Although 420 inmates are on anti-retroviral drugs the hospital matron, Thandiwe Chaitezvi, said they have enough drugs for the inmates.
“We have enough stocks of ARVs and all necessary basic drugs in the pharmacy,” Chaitezvi said. “The only problem we have is lack of beds …”

It is not enough though for the prison to have sufficient ARV stocks. According to a Botswana-based Zimbabwean medical expert, Martin Sibanda, ARVs can have a devastating effect on those on poor diets.
“ARVs are very strong; if taken without food they make you doze and feel weak,” Sibanda said. “Generally, poor nutrition weakens the body’s defences against the virus, hastens progress from HIV to Aids and makes it difficult to take ARVs. Sufficient food of the appropriate variety can help reduce side-effects of ARVs and promote adherence to drug regimens.”

As we strolled to the dilapidated kitchen which is now in fact an empty hall as all the cooking is now done outside using firewood inmates in one of the congested cells, most of whom looked rather emaciated, started shouting, ululating and jumping up and down in obvious excitement.

Some were even hitting the walls in celebration.
I asked one of the prison officers why there was such spontaneous joy to which he responded one of them had received 2kg of brown sugar, so I rushed to meet the recipient before he was whisked away.

“My brother brought sugar and we use this as relish with sadza. We mix it with some water then we have our sadza. I share this with my cellmate and we take turns to ask for sugar from our relatives,” said Aleck Mutemo, who is serving a seven-year jail term. But like most inmates he was unwilling to divulge the crime he committed.

The huge kitchen, which used to have electric pots, has given in to the ravages of time and the dilapidation can be seen even on the chapped floors and electric cables that criss-cross the hall going nowhere in particular.

“All of these electric pots are no longer functioning and now food is prepared outside using firewood, which makes it extremely difficult and rather unhygienic,” said another officer in charge of the kitchen, identified only as Mukanganyama.

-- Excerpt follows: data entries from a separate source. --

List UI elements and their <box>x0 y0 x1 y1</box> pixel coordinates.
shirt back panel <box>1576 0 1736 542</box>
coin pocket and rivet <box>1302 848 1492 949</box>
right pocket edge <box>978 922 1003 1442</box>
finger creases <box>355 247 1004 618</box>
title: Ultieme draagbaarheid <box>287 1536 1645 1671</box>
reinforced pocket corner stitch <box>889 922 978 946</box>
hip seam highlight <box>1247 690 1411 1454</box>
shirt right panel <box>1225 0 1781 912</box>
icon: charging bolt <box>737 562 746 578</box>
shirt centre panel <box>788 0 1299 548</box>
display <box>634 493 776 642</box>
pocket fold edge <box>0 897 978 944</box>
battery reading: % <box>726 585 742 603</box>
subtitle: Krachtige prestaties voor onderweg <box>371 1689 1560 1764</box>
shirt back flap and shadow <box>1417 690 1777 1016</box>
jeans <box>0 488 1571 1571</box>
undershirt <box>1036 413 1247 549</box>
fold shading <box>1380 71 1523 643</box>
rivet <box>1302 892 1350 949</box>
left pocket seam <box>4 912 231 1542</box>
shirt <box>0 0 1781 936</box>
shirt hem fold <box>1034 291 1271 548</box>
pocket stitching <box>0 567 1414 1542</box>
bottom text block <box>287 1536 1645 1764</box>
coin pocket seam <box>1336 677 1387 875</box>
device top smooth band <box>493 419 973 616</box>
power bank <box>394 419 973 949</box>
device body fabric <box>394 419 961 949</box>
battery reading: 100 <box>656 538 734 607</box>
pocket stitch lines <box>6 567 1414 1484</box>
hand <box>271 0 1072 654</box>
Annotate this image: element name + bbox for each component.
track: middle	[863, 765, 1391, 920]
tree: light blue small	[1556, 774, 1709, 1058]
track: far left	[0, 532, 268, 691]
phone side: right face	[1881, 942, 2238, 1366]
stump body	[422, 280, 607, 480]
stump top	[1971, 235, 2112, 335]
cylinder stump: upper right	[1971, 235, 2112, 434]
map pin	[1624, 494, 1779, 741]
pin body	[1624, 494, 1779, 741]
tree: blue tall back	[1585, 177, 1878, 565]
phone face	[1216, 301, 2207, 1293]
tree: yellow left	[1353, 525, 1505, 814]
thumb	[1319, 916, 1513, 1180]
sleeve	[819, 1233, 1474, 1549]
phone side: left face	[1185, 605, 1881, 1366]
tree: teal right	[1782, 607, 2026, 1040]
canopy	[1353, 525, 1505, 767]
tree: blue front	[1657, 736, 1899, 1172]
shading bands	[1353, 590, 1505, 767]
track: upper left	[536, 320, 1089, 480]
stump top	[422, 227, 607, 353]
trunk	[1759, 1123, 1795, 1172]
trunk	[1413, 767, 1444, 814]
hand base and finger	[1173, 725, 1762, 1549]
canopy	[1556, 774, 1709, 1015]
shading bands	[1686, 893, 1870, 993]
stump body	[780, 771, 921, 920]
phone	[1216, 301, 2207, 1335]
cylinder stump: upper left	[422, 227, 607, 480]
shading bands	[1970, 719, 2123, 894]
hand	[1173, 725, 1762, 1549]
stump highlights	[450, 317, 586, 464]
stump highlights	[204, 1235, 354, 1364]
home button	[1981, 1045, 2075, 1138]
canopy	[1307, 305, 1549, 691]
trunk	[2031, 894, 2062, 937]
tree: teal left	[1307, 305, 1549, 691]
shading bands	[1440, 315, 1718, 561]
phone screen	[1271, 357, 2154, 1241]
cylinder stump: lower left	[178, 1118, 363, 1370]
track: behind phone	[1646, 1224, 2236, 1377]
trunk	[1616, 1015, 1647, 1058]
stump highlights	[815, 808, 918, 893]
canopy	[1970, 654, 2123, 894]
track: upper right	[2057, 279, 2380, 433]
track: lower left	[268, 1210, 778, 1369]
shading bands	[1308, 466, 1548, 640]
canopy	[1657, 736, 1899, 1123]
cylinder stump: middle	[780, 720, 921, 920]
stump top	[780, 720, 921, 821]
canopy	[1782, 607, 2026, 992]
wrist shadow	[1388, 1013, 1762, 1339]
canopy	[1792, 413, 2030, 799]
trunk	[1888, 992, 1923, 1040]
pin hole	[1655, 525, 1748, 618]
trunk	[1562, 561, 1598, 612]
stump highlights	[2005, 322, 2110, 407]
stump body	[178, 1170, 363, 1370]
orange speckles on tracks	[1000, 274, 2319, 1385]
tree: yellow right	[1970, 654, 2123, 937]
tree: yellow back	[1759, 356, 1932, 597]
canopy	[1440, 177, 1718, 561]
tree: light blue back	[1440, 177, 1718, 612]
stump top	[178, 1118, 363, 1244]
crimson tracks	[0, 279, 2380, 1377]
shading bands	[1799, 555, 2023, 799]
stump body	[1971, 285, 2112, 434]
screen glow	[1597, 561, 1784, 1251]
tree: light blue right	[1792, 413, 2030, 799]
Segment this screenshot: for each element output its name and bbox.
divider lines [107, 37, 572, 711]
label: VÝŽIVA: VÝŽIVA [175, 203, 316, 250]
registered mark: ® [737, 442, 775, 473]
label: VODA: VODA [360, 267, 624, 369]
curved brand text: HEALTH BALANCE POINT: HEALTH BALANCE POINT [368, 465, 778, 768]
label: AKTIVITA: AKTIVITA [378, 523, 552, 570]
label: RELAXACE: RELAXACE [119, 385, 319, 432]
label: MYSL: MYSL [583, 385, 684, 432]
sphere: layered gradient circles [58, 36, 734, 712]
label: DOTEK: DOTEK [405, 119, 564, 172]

There were two huge pots of beans on fire outside the kitchen and I wondered if they would be enough for more than 2 000 inmates.
As if reading my thoughts, Mukanganyama said: “This is a prison, so do not expect pizza. As long as we have some form of food then that is alright”, as he invited me to taste the beans.

“You see, the sadza is that dark because of the smoke from the firewood; we do not put cement in food as you journalists claim,” he said with a dry chuckle.

I left the prison a dejected man for what I had seen could best be described by Nelson Mandela’s assertion that “no one truly knows a nation until one has been inside its jails. A nation should not be judged by how it treats its highest citizens, but its lowest ones”.